Quorn hat vier Jahrzehnte lang bewiesen, dass Mykoprotein massentauglich produzierbar und verkäuflich ist – jede neue Myzel-Zutat profitiert von dieser Verzehrshistorie, argumentativ wie regulatorisch (die EFSA zog die Quorn-Fallliteratur sogar zur Bewertung anderer Fusarium-Zutaten heran). Zugleich definiert die Marke die Benchmark: 89–91 % Mykoprotein-Anteil, klare Nährwertdeklaration. Neue Produkte müssen sich daran messen lassen – nicht jedes hält mit.

Stand: 31. August 2026 · Wir aktualisieren diese Seite, wenn sich die Zulassungs- oder die Studienlage ändert.

Häufige Fragen

Ist Quorn vegan?

Nicht automatisch: Klassische Quorn-Produkte binden mit Eiklar und sind vegetarisch. Vegan sind nur die ausdrücklich so gekennzeichneten Linien, die stattdessen Kartoffel- und Erbsenprotein (teils mit Weizengluten) nutzen.

Woraus besteht Quorn?

Hauptzutat ist Mykoprotein – fermentierte Biomasse des Pilzes Fusarium venenatum – mit einem Anteil von 89-91 % in den Basisprodukten (UK-Deklaration), dazu Bindemittel und je nach Produkt Würzung.

Ist Quorn gesund?

So pauschal beantwortet das keine seriöse Quelle. Belegt sind die Nährwerte (viel Protein, viel Ballaststoffe, wenig gesättigtes Fett) und erste Studienbefunde zu Muskelaufbau und Cholesterin; dokumentiert sind auch seltene Unverträglichkeitsreaktionen. Unsere Detailseiten ordnen beides mit Quellen ein.

Quellen

Diese Seite stützt sich auf die folgenden Quellen. Alle Angaben wurden zum genannten Prüfdatum gegen den dort dokumentierten Stand geprüft.
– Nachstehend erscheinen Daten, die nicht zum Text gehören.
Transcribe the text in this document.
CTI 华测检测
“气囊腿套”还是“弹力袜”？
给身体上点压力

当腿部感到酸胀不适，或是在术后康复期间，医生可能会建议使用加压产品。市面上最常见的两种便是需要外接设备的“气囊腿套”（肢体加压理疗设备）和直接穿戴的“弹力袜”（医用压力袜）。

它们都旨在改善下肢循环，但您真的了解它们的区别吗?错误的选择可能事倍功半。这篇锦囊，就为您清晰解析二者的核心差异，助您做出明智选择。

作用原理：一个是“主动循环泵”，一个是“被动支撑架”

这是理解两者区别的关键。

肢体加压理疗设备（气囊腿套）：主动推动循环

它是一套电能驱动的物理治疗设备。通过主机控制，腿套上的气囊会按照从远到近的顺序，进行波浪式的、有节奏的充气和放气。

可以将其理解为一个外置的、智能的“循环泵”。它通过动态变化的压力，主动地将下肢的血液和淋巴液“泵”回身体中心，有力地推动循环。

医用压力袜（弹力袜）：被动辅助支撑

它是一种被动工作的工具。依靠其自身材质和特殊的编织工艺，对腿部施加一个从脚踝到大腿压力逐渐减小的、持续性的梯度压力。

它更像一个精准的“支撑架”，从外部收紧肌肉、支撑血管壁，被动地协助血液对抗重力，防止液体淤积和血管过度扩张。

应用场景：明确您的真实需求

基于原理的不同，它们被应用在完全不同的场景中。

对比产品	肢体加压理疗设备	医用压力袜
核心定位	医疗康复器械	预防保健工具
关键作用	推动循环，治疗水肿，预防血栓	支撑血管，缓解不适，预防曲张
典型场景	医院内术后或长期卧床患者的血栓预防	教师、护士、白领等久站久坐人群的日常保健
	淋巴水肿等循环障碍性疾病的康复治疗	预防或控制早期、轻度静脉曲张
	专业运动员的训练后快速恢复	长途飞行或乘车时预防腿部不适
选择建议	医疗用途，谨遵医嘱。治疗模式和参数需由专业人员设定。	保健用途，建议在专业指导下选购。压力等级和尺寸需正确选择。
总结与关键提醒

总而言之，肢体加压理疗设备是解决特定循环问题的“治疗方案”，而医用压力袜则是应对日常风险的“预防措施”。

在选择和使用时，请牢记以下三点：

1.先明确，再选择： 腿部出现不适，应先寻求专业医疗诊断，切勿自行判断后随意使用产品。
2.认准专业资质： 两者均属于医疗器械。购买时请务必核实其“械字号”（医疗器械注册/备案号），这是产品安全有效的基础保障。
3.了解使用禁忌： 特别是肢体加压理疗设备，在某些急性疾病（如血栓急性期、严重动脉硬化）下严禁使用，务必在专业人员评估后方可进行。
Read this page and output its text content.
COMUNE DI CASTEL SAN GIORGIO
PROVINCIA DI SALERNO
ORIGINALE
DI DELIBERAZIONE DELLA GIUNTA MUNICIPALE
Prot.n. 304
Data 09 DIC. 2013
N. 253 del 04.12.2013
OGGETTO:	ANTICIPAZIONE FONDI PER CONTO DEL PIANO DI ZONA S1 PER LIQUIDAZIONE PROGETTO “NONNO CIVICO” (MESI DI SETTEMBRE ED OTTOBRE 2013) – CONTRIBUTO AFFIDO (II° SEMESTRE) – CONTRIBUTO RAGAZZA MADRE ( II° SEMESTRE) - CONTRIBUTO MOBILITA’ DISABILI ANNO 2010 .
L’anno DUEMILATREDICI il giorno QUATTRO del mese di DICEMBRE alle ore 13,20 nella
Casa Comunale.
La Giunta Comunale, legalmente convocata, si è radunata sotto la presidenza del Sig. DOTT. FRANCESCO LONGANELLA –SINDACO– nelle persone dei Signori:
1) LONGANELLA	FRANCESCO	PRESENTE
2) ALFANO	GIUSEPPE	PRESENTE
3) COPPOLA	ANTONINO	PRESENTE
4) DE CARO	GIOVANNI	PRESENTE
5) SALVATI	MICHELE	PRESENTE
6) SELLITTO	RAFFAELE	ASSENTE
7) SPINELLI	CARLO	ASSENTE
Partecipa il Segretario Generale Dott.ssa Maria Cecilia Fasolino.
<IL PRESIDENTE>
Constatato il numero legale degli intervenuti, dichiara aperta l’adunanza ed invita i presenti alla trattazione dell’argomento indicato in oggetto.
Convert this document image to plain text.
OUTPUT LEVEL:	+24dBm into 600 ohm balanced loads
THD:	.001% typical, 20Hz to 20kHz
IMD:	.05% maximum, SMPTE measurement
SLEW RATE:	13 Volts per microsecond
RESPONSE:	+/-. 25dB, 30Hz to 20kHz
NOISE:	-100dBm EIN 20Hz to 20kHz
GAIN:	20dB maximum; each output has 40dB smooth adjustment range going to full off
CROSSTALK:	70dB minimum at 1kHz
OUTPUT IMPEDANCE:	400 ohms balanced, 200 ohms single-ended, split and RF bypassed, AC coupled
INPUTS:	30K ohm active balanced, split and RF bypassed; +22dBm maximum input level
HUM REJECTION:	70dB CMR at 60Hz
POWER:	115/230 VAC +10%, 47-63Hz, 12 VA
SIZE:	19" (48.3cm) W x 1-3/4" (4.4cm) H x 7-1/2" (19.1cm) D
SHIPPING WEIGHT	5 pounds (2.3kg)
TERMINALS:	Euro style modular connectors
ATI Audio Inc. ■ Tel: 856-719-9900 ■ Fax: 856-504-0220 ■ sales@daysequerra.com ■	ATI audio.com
  1. Prozess- und Produktangaben von Marlow Foods (Herstellerangaben, quorn.co.uk, abgerufen am 31.08.2026; quorn.de war am Prüftag nicht erreichbar)
    https://www.quorn.co.uk/mycoprotein
  2. Produktdeklarationen Quorn Mince und Vegan Pieces (Herstellerangaben, quorn.co.uk, abgerufen am 31.08.2026)
    https://www.quorn.co.uk/products/vegetarian-mince
  3. Art.-4-Feststellung zu Mykoprotein aus Fusarium venenatum A 3/5, EU-Kommission, veröffentlicht 06.08.2024 (geprüft am 31.08.2026)
    https://food.ec.europa.eu/document/download/4604819e-c38a-4204-91b2-f79dcbc9195e_en?filename=novel-food_consult-status_mycoprotein-fusarium-venenatum.pdf

Quellenauswahl nach fester Redaktionsregel: Verordnungen und Gesetze in der amtlichen Fassung, EFSA-Gutachten und Fachstudien mit DOI, Behörden. Nährwerte eines Produkts belegen wir mit der Seite des Herstellers und kennzeichnen sie als Herstellerangabe. Shops, Vergleichsportale und andere Ratgeberseiten verlinken wir nicht – wer verkauft oder um dieselben Suchergebnisse konkurriert, belegt keine Tatsache.